Today in the grocery store I ran into Madame L., a French woman who married an American GI and moved to our town decades ago. When I was a child, I would see her in a five-and-dime store, where she managed a department. Her accent was as thick as curd, her demeanor unusually precise and calm. Today was the first time I had seen her in many years. I greeted her in French, and began speaking French to her.
She answered me in English, and seemed to struggle to understand what I was saying. I switched to English, and when I was sure that she knew who I was, I returned to French. She insisted on English.
“I have been in this country for more than 40 years,” she said, sweetly. And then I realized that she was having trouble understanding what I was saying to her in French. The language in which she was raised. Her first language. The language that, aside from rare occasions, she hasn’t heard spoken around her in over four decades.

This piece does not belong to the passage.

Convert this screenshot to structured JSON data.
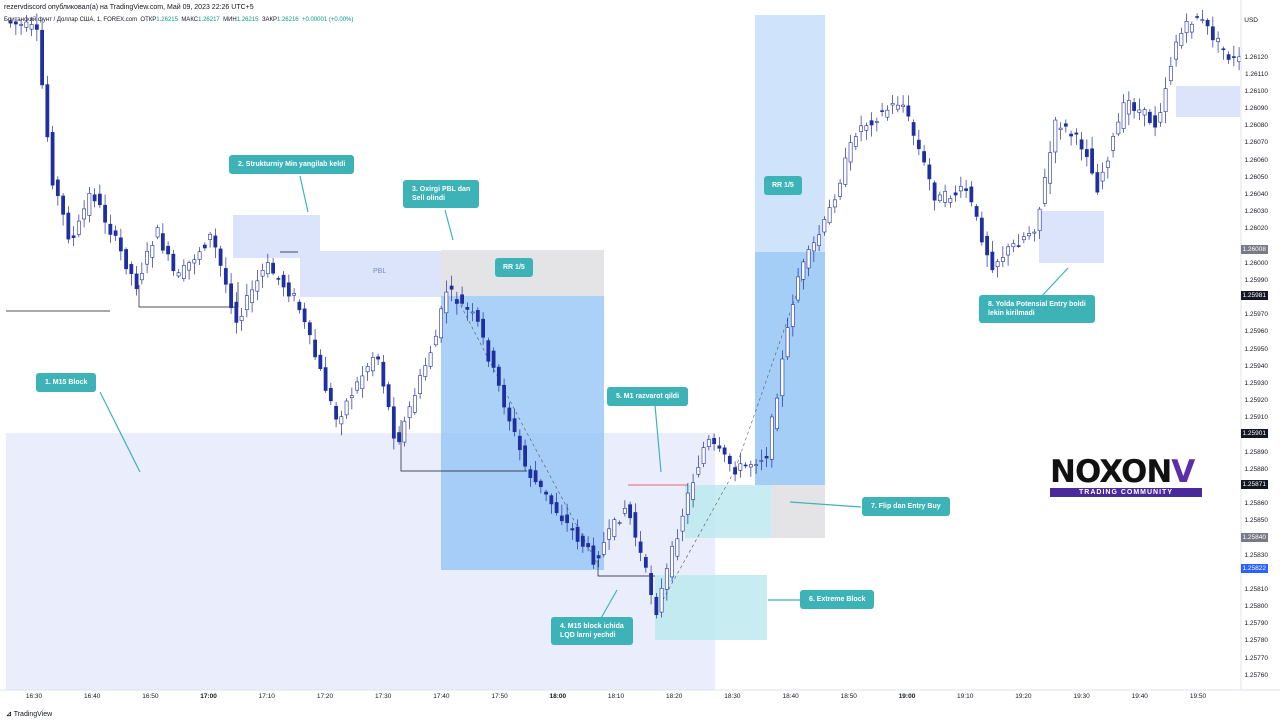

How do you lose your native language? I know it happens, but … wow. I can’t imagine not being able to speak English easily. Can you imagine losing your native language? If I forgot how to speak English, it would be like forgetting myself.



Somewhere or other I read the odd allegation that Albert Schweitzer, perfectly bilingual in both French and German, would unconsciously start talking German if discussing a period when his native Alsace was under German rule, and would instinctively switch to French if discussing a period when his native Alsace was under French rule.
There are apparently cases where a sufferer from a stroke, or from a head injury, will lose the ability to speak one language even as his or her ability to speak a second language remains flawless.